Mar 5, 2013
FDA releases food traceability report for comment
The US Food and Drug Administration (FDA) is seeking feedback on a lengthy food traceability report, it announced yesterday. The 334-page traceability report, which was mandated by the 2011 Food Safety Modernization Act, was created by the Institute of Food Technologists (IFT) in Chicago based on two pilot projects and other research begun in 2011. It concludes that several areas, such as industry standardization, improved recordkeeping, and better use of technology would enable trace-backs and trace-forwards to occur more rapidly when a foodborne illness outbreak occurs. Recommendations to the FDA include establishing uniform recordkeeping requirements with no allowance for exemptions, requiring all members of food supply chains to implement a product-tracing plan, establishing electronic tracking of product-tracing data, and coordinating trace-back investigations and response protocols among state and local health officials. After conducting 14 trace-back/trace-forward exercises in the pilot programs, IFT determined that costs varied depending on the size of the company or facility, the methods used, and other factors. In a Federal Register notice today, the FDA said the comment period closes on Apr 4.

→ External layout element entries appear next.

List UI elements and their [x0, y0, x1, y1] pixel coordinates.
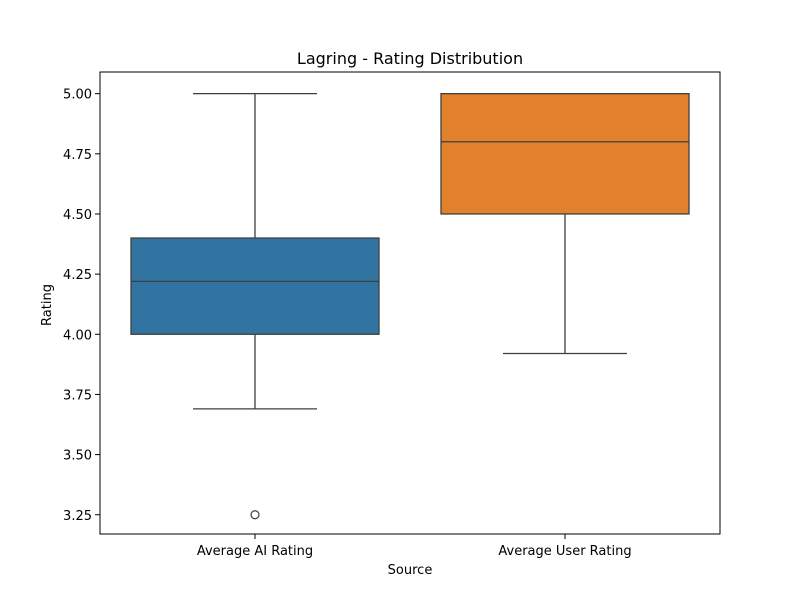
y-tick-label: 4.25 — [63, 268, 92, 283]
y-tick-label: 3.25 — [63, 509, 92, 524]
series-1-outlier-1 — [250, 510, 260, 520]
x-tick-label: Average User Rating — [498, 544, 631, 559]
y-tick-label: 3.50 — [63, 449, 92, 464]
chart-title: Lagring - Rating Distribution — [297, 49, 523, 68]
x-axis-label: Source — [388, 563, 433, 578]
y-tick-label: 4.50 — [63, 208, 92, 223]
plot-frame — [99, 71, 721, 535]
y-tick-label: 4.75 — [63, 148, 92, 163]
series-2-box — [440, 93, 690, 215]
y-axis-label: Rating — [40, 284, 55, 326]
y-tick-label: 3.75 — [63, 388, 92, 403]
y-tick-label: 5.00 — [63, 88, 92, 103]
plot-area: 3.25 3.50 3.75 4.00 4.25 4.50 4.75 5.00 Average … — [63, 71, 721, 559]
series-1-box — [130, 237, 380, 335]
x-tick-label: Average AI Rating — [197, 544, 313, 559]
y-tick-label: 4.00 — [63, 328, 92, 343]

Mar 4 FDA announcement of the report
Full report (5.6 MB file)
Mar 5 Federal Register notice
FDA reopens comment period on BSE risk in using small intestines of cattle
In a separate notice yesterday, the FDA said it is reopening the comment period for a rule on bovine spongiform encephalopathy (BSE, or "mad cow" disease) because of new published data. In 2005 the FDA amended an interim final rule, "Use of Materials Derived from Cattle in Human Food and Cosmetics," to permit the use of the small intestine of cattle, which was formerly prohibited, in human food and cosmetics if the distal ileum was removed. The rule was finalized in 2007. Since then, however, at least five peer-reviewed studies have shown some infectivity in the proximal ileum, jejunum, ileocecal junction, and colon of cattle with BSE, albeit at low levels. The FDA evaluated those studies as well as two reports from a European safety commission and concluded that the BSE risk of using the small intestine of cattle is low, but the agency is welcoming feedback on the decision and on the new studies. The comment period is open till May 3, according to a Federal Register notice yesterday.